Bagi pemuda 26 tahun itu, momen kemenangan terasa emosional karena ia menjalani pemusatan latihan nasional (pelatnas) di Solo, Jawa Tengah selama berbulan-bulan. Sementara rumah dan keluarganya berada di Bandung, Jawa Barat.
Medali emas itu pun menjadi semacam “penebus” rindu—hadiah untuk sang anak sekaligus hadiah bagi dirinya sendiri yang sudah bertahan dalam proses panjang.
Malam Menjelang Final: Sulit Tidur dan Tertekan
Rafli mengakui, malam sebelum final bukanlah malam yang mudah. Tekanan pertandingan membuatnya sulit memejamkan mata.Untuk menenangkan pikiran, ia memilih melakukan hal-hal sederhana: bermain gawai dan menonton tayangan hiburan agar fokusnya tidak larut dalam kecemasan.
Setelah lebih tenang, Rafli melakukan peregangan ringan supaya tubuh tetap siap dan tidak kaku saat bertanding.

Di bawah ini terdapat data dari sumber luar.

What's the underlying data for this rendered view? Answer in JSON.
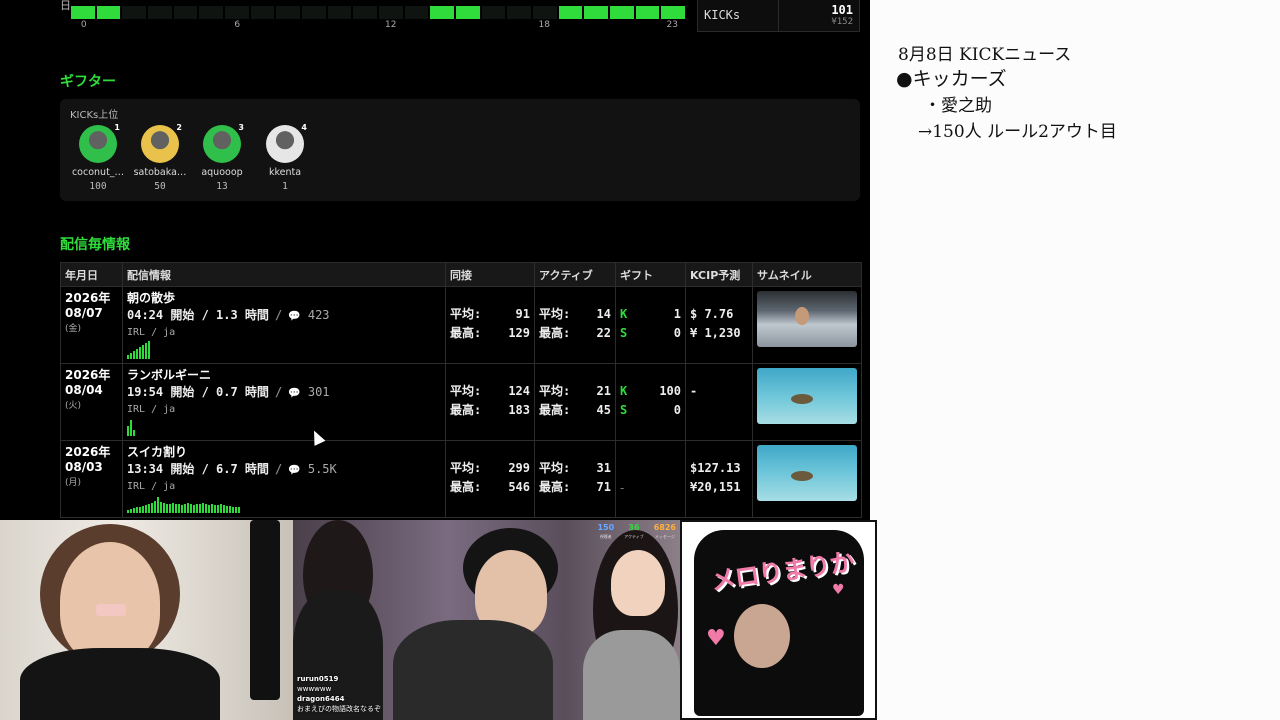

Disiplin Diet dan Turun Kelas Tanding
Dari sisi fisik, Rafli juga menjalani latihan ketat, termasuk pola makan disiplin. Ia mengonsumsi buah dan vitamin meski mengaku bukan penggemar buah.Diet ketat dan rutinitas lari dilakukan untuk menurunkan berat badan, karena Rafli harus bertanding di kelas -70 kg, setelah sebelumnya sempat bermain di -73 kg.
Tak hanya latihan dan disiplin makan, dukungan keluarga ikut memberi tenaga tambahan.
“Dukungan keluarga menguatkan mental. Mereka sering kirim makanan kesukaan ke pelatnas. Beberapa kali juga datang ke Solo bersama anak. Itu sumber semangat besar buat saya,” kata Rafli yang sudah menekuni judo sejak SMA dikutip Antara.
Rekam Prestasi Makin Lengkap, Bidik APG 2026 dan Paralimpiade 2028
Emas di APG 2025 Thailand semakin melengkapi perjalanan karier Rafli di ajang multi-event. Ia sebelumnya juga meraih emas Peparnas 2024 di Solo.
Ke depan, Rafli tak ingin berhenti sampai di sini. Ia menargetkan bisa tampil di level yang lebih tinggi, yakni Asian Para Games Aichi–Nagoya 2026 (Jepang) dan puncaknya Paralimpiade Los Angeles 2028.